Il y a dix ans, alors que je terminais mes stages étudiants qui constituaient mes premières expériences en entreprise, j’avais participé à un concours d’écriture organisé par le très chic Institut de l’Entreprise sur le thème de l’entreprise en 2020. La consigne s’articulait d’un curieux oxymore : « Cette contribution écrite pourra prendre la forme d’un essai ou d’une fiction et doit s’inscrire dans le registre de « l’utopie concrète ». Elle devra s’attacher à décrire dans une approche prospective l’entreprise idéale assurant la coexistence harmonieuse de ses différentes parties prenantes, sans faire l’impasse sur les moyens qu’elle aura su mobiliser pour assurer cet équilibre. » 

Taquiné par cette formule d’utopie concrète, j’alignais les trente mille signes requis pour imaginer une entreprise d’énergie verte qui élirait démocratiquement ses dirigeants et associerait ses collaborateurs, partenaires et clients à ses grandes décisions stratégiques, n’en déplaise à ses actionnaires mis en minorité. Un autre texte avec des qualités littéraires plus évidentes remporta le concours, mais derrière mon deuxième prix continuèrent de germer quelques idées qui, sans doute, eurent un impact dans ma situation dix ans plus tard et mon attachement à faire d’Open Source Politics une entreprise pas tout à fait comme les autres… 

Le texte complet De la démocratie en entreprise est à télécharger en suivant ce lien.
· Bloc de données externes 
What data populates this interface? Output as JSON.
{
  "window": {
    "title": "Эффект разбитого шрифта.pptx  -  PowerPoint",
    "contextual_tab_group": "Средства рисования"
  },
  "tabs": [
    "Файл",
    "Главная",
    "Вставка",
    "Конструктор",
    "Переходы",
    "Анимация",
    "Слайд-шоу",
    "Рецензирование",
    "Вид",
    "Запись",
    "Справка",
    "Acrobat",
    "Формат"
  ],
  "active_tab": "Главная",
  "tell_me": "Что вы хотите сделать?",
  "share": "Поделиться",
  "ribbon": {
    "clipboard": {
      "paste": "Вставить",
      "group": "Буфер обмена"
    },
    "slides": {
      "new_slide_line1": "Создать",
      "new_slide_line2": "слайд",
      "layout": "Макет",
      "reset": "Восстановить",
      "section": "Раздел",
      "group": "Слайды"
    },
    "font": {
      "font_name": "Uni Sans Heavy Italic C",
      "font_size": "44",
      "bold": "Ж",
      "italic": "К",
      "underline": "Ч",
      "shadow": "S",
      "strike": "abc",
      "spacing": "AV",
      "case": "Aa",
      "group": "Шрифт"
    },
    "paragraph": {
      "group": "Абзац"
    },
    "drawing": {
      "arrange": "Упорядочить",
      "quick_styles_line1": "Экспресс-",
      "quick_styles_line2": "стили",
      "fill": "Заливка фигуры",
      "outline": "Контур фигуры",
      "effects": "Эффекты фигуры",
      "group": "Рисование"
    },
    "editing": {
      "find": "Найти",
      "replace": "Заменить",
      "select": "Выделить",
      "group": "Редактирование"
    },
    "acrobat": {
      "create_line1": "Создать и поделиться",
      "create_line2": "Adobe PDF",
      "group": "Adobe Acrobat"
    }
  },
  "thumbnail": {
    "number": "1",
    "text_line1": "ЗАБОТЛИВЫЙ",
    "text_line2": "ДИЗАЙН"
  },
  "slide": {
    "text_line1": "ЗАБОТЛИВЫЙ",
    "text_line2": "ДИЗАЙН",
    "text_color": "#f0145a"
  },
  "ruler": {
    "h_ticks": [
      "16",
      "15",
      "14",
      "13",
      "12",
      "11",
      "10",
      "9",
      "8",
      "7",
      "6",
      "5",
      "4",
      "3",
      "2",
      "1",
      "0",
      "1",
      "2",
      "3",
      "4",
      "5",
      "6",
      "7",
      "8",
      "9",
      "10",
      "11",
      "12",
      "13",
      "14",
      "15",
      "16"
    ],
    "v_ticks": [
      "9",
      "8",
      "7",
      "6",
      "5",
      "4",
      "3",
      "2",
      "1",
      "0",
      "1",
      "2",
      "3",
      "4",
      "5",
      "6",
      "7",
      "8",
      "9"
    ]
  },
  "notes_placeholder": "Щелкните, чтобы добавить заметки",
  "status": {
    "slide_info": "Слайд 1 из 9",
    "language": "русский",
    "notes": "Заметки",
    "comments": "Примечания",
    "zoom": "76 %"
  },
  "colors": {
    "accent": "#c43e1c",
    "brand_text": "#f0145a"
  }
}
Je vous propose de commencer par le résumé de l’époque : 

En demandant à l’opinion publique d’arbitrer son conflit contre ses propres actionnaires, Patrick Rose, le PDG de Next Energy, établit un précédent. Il n’imagine pas que derrière ce recours à l’approbation démocratique de son action économique il enclenche une révolution paradigmatique dans la gouvernance des entreprises. Désormais, le consommateur-citoyen participe à l’élection des dirigeants et à la définition de la stratégie des grands groupes dont il achète les produits.

Fort de sa légitimité démocratique, Patrick Rose peut améliorer les conditions de vie et de travail de ses employés, lancer des programmes de formation en interne et imposer la parité homme/femme aux postes d’encadrement. Très innovante, son entreprise est plébiscitée par les clients. Une partie des profits réalisés est réinvestie dans des chantiers humanitaires qui ne verraient pas le jour sans les compétences de Next Energy. Ce modèle de responsabilité sociale de l’entreprise est un succès.

Gustave Clérel, un jeune ingénieur de 33 ans spécialisé dans la géothermie, a décidé de rejoindre Next Energy après avoir entendu Patrick Rose présenter son nouveau modèle d’entreprise au service de l’intérêt général. Le 20 février 2020, alors que le charismatique PDG concourt pour un second mandat, Gustave est septième sur la liste « L’énergie du progrès » et espère devenir le plus jeune membre de la Direction. S’il est élu, il développera pour le compte de l’entreprise un partenariat éducatif avec les étudiants des pays pauvres.

Le scrutin s’annonce néanmoins serré. Les actionnaires, inquiétés par la propagation du modèle, veulent un retour au système antérieur. Les révolutionnaires, conscients qu’une faille est apparue dans la doctrine capitaliste, veulent en finir définitivement avec l’économie de marché. Entre ces deux extrêmes, la jeune idée de la démocratisation des entreprises doit prouver chaque jour qu’elle aboutit à des choix économiquement plus rationnels, écologiquement plus équilibrés et socialement plus justes.